Um dos principais programas de colonização do INCRA era o PIC – Projeto Integrado de Colonização, que distribuía lotes de terra entre 50 e 100 hectares e que foi concentrado nas regiões de entorno da Rodovia BR-364. Outro modelo de colonização era o PAD – Projeto de Assentamentos Dirigidos, que distribuía lotes de terra entre 100 e 250 hectares em regiões mais afastadas do Território. Entre 1970 e 1984, somente no Território do Guaporé, que teve seu nome mudado para Rondônia em 1982, foram realizados assentamentos em uma área superior a 3,6 milhões de hectares, beneficiamento dezenas de milhares de pequenos produtores rurais. Há um detalhe importante aqui – para garantir a posse definitiva desses lotes, esses colonos eram obrigados a derrubar a mata e trabalhar a terra

Nos primeiros anos da década de 1970, foram concluídas as obras de abertura do trecho da Rodovia BR-364 entre Porto Velho e as principais cidades do Acre, aumentando ainda mais o fluxo de imigrantes para a Amazônia Ocidental e consolidando de uma vez por todas a ligação terrestre de toda essa grande região com o restante do Brasil. Entre 1982 e 1984 esse trecho da Rodovia foi asfaltado e, inclusive, está prevista para o final deste ano a inauguração de uma ponte sobre o rio Madeira, eliminando a necessidade da travessia por balsas e melhorando o fluxo de veículos. 
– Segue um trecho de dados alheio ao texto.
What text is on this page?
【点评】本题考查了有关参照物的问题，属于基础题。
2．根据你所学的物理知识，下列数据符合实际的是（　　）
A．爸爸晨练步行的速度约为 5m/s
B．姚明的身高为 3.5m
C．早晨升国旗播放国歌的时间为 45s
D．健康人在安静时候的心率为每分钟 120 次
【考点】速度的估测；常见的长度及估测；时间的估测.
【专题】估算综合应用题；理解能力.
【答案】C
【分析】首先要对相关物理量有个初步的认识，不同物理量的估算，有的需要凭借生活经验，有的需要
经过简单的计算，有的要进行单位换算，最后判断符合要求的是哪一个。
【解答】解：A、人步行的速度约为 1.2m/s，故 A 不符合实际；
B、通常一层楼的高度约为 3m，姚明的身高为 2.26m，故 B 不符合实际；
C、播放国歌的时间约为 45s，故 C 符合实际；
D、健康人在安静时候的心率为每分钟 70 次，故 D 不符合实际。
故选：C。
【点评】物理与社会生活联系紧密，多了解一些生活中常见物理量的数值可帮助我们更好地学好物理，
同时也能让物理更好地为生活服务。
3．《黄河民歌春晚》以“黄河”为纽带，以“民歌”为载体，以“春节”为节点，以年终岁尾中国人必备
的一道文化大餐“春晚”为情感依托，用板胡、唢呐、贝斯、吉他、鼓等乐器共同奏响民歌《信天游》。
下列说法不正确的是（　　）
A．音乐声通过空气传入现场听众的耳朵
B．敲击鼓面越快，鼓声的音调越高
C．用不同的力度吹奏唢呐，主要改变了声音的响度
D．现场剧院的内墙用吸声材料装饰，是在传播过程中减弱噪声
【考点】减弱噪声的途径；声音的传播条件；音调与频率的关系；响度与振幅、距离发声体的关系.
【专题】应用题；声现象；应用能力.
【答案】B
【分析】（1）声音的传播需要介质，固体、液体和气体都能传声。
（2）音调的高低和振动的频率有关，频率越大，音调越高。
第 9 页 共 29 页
Com tamanhos esforços do Governo Federal para a ocupação dessa região da Amazônia por pequenos e médios produtores rurais ao longo das últimas décadas, é claro que os Estados de Rondônia, do Acre e também regiões do Sul do Estado do Amazonas se transformaram em campeões em desmatamentos para a abertura de frentes agrícolas, formação de pastos para a criação de gado e também para exploração de madeira. Detalhe – grande parte das queimadas que tanto preocuparam o mundo ocorreram e estão acontecendo justamente nessas regiões.